Your husband didn't. And in his absence did he leave behind an echo. Odasaku did not protest his death, nor did he agree. He said his final words and was followed by silence. His silence is huge with a haunting echo. One of these echoes were you: his wife. His fiancée. No time for formal weddings. The silences in you.

Reverberating silence.

Odasaku.

The Agency is empty when you walk through the door. Nobody is there; not even the secretaries. The door creaks and closes behind you before it clicks shut. You stand and stare off into the distance, your eyes like a sad bloodhound's gaze, fixed on the blandness of a passing scene, while in one hand it was clenched into a fist by your side.
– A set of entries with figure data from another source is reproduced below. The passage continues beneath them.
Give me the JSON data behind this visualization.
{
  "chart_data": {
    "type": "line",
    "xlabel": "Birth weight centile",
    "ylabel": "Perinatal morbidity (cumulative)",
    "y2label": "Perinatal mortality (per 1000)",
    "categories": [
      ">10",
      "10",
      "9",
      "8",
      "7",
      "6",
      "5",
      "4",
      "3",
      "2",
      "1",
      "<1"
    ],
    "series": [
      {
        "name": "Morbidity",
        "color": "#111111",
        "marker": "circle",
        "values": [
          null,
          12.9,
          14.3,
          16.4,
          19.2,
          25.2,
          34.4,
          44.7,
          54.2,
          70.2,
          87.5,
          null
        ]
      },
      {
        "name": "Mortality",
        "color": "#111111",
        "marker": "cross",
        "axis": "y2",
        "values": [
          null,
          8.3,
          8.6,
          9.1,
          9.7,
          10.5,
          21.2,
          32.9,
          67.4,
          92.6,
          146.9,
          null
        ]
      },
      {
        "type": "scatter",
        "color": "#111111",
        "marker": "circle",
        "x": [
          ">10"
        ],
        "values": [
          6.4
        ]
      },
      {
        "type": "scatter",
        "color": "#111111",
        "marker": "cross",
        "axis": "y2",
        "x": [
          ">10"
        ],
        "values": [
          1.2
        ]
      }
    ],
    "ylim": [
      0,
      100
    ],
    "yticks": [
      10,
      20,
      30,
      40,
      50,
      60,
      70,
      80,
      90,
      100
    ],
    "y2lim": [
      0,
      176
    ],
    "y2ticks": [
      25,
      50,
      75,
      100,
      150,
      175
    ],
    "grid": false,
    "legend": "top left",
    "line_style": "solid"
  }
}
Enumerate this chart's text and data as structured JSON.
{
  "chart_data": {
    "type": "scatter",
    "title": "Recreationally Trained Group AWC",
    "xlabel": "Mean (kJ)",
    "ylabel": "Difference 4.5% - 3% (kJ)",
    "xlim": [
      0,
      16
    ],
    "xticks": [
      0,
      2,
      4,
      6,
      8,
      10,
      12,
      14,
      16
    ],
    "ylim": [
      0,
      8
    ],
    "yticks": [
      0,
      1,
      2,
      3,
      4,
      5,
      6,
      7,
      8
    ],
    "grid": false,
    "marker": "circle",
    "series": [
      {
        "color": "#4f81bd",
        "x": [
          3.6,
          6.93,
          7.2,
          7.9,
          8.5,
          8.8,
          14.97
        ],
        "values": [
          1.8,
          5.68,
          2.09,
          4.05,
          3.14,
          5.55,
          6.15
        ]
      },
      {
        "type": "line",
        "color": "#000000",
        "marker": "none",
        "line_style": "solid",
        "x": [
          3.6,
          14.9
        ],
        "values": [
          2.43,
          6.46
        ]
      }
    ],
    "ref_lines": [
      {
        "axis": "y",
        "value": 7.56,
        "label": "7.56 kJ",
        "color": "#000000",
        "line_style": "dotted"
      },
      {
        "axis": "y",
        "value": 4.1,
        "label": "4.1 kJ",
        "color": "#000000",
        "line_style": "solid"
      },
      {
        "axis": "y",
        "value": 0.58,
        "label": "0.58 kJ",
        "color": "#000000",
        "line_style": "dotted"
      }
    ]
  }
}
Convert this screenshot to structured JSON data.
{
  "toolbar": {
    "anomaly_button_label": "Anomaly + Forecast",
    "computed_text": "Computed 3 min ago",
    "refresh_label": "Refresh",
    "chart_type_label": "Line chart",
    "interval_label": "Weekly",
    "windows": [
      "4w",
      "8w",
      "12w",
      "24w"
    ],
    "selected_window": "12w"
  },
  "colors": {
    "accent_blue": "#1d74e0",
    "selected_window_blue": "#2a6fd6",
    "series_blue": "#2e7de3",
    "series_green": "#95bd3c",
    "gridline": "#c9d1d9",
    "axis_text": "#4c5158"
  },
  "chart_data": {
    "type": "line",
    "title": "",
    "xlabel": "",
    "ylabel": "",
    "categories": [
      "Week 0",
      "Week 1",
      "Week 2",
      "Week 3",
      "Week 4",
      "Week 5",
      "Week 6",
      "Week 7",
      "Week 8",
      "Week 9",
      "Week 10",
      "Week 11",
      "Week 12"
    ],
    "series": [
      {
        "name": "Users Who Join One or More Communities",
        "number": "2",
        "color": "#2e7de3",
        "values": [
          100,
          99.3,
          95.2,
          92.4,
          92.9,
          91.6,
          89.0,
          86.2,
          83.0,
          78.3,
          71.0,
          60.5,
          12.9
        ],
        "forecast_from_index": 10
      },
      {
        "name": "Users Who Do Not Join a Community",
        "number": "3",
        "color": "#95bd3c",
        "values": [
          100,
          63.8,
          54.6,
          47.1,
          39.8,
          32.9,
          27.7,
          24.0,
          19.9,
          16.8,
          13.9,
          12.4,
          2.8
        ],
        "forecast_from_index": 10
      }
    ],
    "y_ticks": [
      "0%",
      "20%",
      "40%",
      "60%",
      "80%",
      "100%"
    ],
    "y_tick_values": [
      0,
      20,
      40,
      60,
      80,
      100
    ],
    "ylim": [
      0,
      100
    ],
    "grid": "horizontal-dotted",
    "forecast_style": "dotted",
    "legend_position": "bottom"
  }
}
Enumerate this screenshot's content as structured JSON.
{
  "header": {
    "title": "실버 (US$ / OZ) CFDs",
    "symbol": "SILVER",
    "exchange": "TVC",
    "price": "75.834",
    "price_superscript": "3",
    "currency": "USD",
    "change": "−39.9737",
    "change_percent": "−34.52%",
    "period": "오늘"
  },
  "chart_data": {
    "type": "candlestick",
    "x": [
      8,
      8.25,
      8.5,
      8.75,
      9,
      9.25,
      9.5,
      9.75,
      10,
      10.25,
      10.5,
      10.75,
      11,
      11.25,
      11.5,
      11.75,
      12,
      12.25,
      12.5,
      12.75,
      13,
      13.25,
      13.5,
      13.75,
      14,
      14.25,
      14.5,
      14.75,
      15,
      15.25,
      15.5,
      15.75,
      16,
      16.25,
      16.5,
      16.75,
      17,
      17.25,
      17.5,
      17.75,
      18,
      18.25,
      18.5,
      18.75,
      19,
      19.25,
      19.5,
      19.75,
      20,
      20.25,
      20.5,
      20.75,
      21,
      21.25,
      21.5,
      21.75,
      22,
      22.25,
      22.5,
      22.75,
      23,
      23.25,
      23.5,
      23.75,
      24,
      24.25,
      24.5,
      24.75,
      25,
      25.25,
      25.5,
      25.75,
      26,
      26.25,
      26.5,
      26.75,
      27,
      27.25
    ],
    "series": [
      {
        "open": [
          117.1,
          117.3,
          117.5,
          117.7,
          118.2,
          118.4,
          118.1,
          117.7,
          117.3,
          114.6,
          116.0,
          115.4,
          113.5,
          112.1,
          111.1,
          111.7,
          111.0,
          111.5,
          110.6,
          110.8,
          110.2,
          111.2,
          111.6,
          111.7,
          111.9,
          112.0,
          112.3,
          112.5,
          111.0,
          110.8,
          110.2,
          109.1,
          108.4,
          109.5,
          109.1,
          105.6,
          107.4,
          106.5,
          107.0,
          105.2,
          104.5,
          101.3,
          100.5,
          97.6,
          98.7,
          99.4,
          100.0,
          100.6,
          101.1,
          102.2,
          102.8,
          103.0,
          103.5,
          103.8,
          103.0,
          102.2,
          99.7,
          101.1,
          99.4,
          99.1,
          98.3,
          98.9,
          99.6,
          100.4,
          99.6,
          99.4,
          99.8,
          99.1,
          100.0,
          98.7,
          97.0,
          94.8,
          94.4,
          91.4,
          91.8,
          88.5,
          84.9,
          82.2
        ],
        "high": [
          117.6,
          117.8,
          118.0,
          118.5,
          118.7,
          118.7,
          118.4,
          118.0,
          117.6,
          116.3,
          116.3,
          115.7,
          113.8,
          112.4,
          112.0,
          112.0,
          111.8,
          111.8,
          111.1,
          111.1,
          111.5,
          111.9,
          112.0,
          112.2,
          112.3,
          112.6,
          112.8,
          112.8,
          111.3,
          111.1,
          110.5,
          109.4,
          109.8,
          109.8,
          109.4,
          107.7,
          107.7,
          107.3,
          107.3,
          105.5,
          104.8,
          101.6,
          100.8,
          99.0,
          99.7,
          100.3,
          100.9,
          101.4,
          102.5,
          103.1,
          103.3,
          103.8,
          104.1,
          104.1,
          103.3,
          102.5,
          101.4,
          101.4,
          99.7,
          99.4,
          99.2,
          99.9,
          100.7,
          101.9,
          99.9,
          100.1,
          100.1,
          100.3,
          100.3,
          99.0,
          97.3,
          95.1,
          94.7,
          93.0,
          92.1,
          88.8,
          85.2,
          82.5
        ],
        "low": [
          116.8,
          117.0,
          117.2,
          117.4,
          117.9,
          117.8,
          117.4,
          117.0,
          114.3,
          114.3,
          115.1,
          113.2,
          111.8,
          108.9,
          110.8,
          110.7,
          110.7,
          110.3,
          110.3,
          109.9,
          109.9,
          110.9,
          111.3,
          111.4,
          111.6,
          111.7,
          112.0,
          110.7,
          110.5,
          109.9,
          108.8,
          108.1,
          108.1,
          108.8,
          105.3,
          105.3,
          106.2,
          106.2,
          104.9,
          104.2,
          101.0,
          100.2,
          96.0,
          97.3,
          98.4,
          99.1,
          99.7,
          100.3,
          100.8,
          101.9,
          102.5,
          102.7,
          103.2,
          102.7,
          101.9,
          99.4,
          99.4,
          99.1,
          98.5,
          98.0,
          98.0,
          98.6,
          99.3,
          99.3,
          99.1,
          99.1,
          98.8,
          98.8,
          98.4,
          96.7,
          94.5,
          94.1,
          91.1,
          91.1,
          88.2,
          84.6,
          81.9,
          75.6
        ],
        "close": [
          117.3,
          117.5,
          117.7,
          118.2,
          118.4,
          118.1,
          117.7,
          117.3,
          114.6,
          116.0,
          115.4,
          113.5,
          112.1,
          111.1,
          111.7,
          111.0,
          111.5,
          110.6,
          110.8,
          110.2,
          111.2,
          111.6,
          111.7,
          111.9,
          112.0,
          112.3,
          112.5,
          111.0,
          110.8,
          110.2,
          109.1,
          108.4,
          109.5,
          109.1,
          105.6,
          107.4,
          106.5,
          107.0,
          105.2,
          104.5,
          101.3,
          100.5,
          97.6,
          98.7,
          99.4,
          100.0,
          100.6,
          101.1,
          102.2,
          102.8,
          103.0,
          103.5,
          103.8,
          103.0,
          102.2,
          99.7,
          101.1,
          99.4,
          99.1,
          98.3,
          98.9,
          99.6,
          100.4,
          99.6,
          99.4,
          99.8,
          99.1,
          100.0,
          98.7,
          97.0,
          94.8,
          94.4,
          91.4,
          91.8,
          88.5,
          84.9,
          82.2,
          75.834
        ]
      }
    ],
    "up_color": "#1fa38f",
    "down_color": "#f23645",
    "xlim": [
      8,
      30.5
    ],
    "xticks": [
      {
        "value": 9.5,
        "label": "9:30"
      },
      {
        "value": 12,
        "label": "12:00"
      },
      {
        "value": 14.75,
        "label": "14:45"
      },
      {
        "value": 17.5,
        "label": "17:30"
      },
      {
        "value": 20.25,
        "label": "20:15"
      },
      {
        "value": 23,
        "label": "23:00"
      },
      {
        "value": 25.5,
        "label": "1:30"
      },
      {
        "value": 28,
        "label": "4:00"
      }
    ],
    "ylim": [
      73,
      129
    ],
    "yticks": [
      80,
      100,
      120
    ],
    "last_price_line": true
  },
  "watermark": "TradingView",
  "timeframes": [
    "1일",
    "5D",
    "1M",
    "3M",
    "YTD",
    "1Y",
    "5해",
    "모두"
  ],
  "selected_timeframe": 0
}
You glide through the rows of tables like a ghost with no home, no roots, no abode. Your hand rests on the corner of one of the tables and you stare out at the large window, where Yokohama was laid out before you in all its summer glory. People laughing, holding hands, chatting in the cicada buzzing air with the occasional honking of cars and a revving engine. The beeping of a stoplight. The scream of an overjoyed child.

"You must be (last name)." A deep, clear voice snaps you out of your loneliness. You turn to the direction of the voice, and you're met with metallic blue eyes. What a strange thing to be called by your name sometimes; it felt as though your name was a geographical site where embattled forces played themselves out despite you. Blood was shed on your name. In your name.